Мы настроились на игру, как никогда. И серьезный вид вакуумщика, так мы его окрестили — он в лаборатории вакуума работал, — и Потап, собранный больше обычного, и небольшой голод — все сбилось в кучу. Мы чувствовали себя прекрасно — бодро, как волки в стае. Голод потихоньку увеличивался. Мы сели. Карты, кажется, были новые. И нам везло. Нам страшно везло. Так нам больше никогда не везло. Вакуумщик играл без одной, без двух или без трех, а на распасе, когда не надо брать взяток, все — к нему. Это был рок. И звезды не светили. У него были какие-то хорошие сигареты, и он нас угощал всю ночь. Он проигрывал крупно. Сигарет у него было много, потому что они не кончились. Мы ими угощались реже, чем папиросами Паса в подобных случаях, чужой человек, но к утру две горки окурков были приличной высоты. Хорошо ли, плохо ли играл вакуумщик, мы так и не поняли. Но проигрывал он безбожно. Мы подумали, что у него не хватит денег, чтобы рассчитаться… Но у него хватило. Даже с запасом. Он вынул бумажник, громадный бумажник, раскрыл его и вытянул оттуда пачку десяток. Мы поняли, что денег у него хватит. Это было уже после всего, когда он собирался уходить.
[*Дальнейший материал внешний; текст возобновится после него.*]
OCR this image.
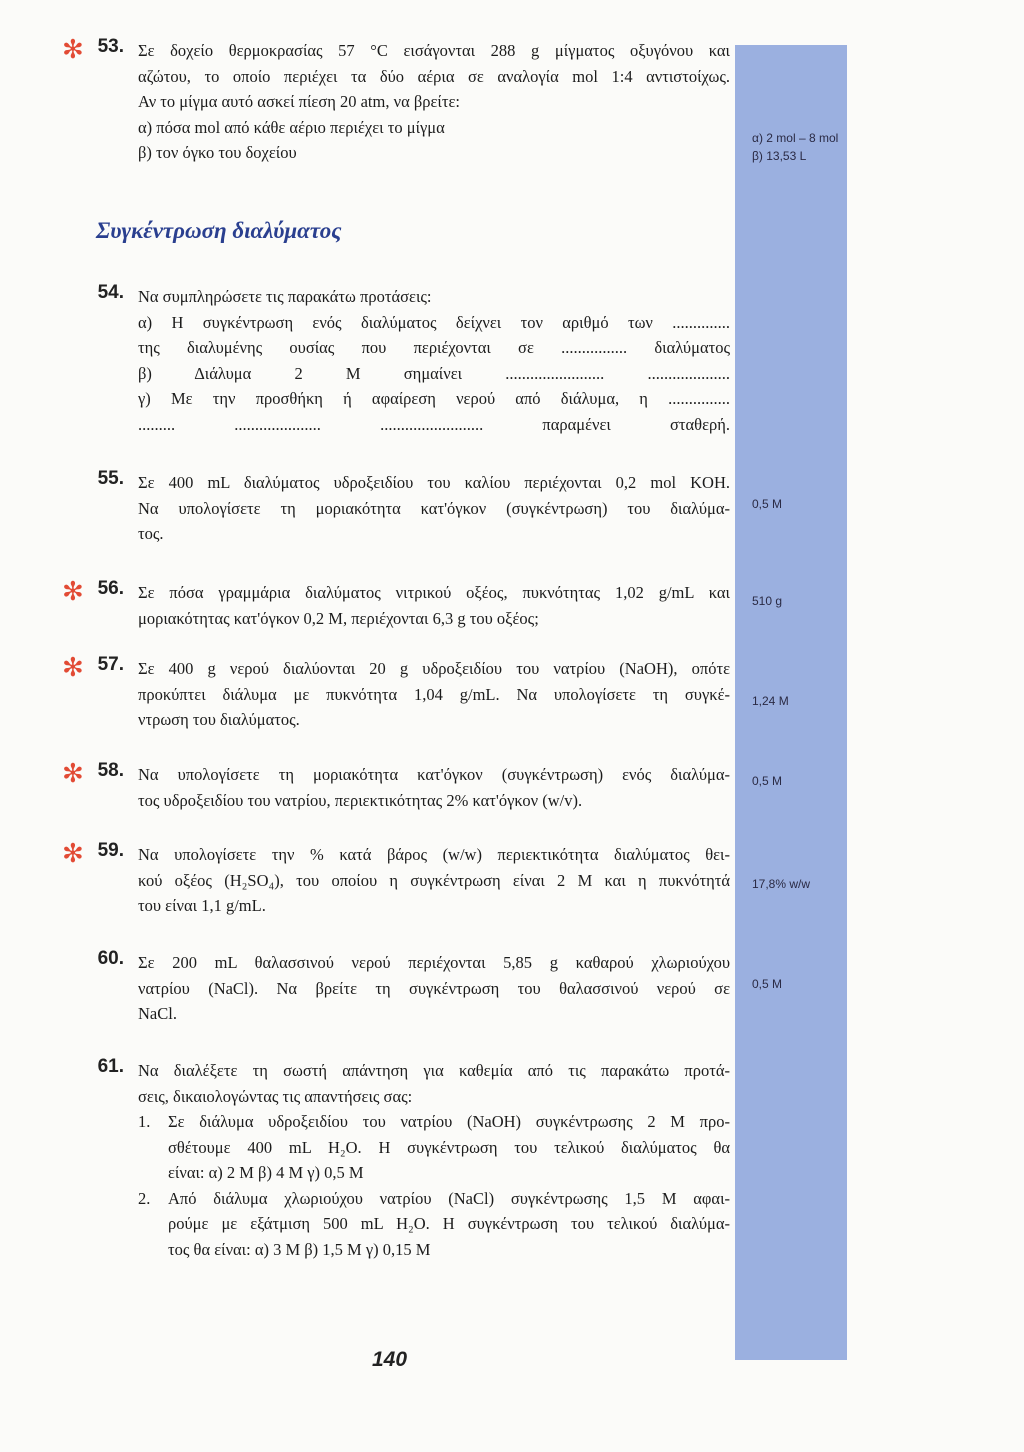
Συγκέντρωση διαλύματος
53.
✻	Σε δοχείο θερμοκρασίας 57 °C εισάγονται 288 g μίγματος οξυγόνου και
αζώτου, το οποίο περιέχει τα δύο αέρια σε αναλογία mol 1:4 αντιστοίχως.
Αν το μίγμα αυτό ασκεί πίεση 20 atm, να βρείτε:
α) πόσα mol από κάθε αέριο περιέχει το μίγμα
β) τον όγκο του δοχείου
α) 2 mol – 8 mol
β) 13,53 L
54. Να συμπληρώσετε τις παρακάτω προτάσεις:
α) Η συγκέντρωση ενός διαλύματος δείχνει τον αριθμό των ..............
της διαλυμένης ουσίας που περιέχονται σε ................ διαλύματος
β) Διάλυμα 2 Μ σημαίνει ........................ ....................
γ) Με την προσθήκη ή αφαίρεση νερού από διάλυμα, η ...............
......... ..................... ......................... παραμένει σταθερή.
55. Σε 400 mL διαλύματος υδροξειδίου του καλίου περιέχονται 0,2 mol KOH.
Να υπολογίσετε τη μοριακότητα κατ'όγκον (συγκέντρωση) του διαλύμα-
τος.
0,5 M
56.
✻	Σε πόσα γραμμάρια διαλύματος νιτρικού οξέος, πυκνότητας 1,02 g/mL και
μοριακότητας κατ'όγκον 0,2 Μ, περιέχονται 6,3 g του οξέος;
510 g
57.
✻	Σε 400 g νερού διαλύονται 20 g υδροξειδίου του νατρίου (NaOH), οπότε
προκύπτει διάλυμα με πυκνότητα 1,04 g/mL. Να υπολογίσετε τη συγκέ-
ντρωση του διαλύματος.
1,24 M
58.
✻	Να υπολογίσετε τη μοριακότητα κατ'όγκον (συγκέντρωση) ενός διαλύμα-
τος υδροξειδίου του νατρίου, περιεκτικότητας 2% κατ'όγκον (w/v).
0,5 M
59.
✻	Να υπολογίσετε την % κατά βάρος (w/w) περιεκτικότητα διαλύματος θει-
κού οξέος (H₂SO₄), του οποίου η συγκέντρωση είναι 2 Μ και η πυκνότητά
του είναι 1,1 g/mL.
17,8% w/w
60. Σε 200 mL θαλασσινού νερού περιέχονται 5,85 g καθαρού χλωριούχου
νατρίου (NaCl). Να βρείτε τη συγκέντρωση του θαλασσινού νερού σε
NaCl.
0,5 M
61. Να διαλέξετε τη σωστή απάντηση για καθεμία από τις παρακάτω προτά-
σεις, δικαιολογώντας τις απαντήσεις σας:
1. Σε διάλυμα υδροξειδίου του νατρίου (NaOH) συγκέντρωσης 2 Μ προ-
σθέτουμε 400 mL H₂O. Η συγκέντρωση του τελικού διαλύματος θα
είναι: α) 2 Μ β) 4 Μ γ) 0,5 Μ
2. Από διάλυμα χλωριούχου νατρίου (NaCl) συγκέντρωσης 1,5 Μ αφαι-
ρούμε με εξάτμιση 500 mL H₂O. Η συγκέντρωση του τελικού διαλύμα-
τος θα είναι: α) 3 Μ β) 1,5 Μ γ) 0,15 Μ
140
Игра ему не шла. Тогда и случился расклад семь-нуль, и мы убили его туза. У Потапа было семь без туза и его ход. Вакуумщик играл девять, и у него убили туза. После этого и пошло. После этого он играл чересчур осторожно, у него уходило много сил. Он делал все правильно, но проигрывал, и было видно, что ему не отыграться.

Он рассчитывался десятками, «червонцами» — говорил Шут, и нам было жалко, что он так много проиграл. Он был такой спокойный и угощал нас сигаретами. Мы хотели, чтоб он отыгрался.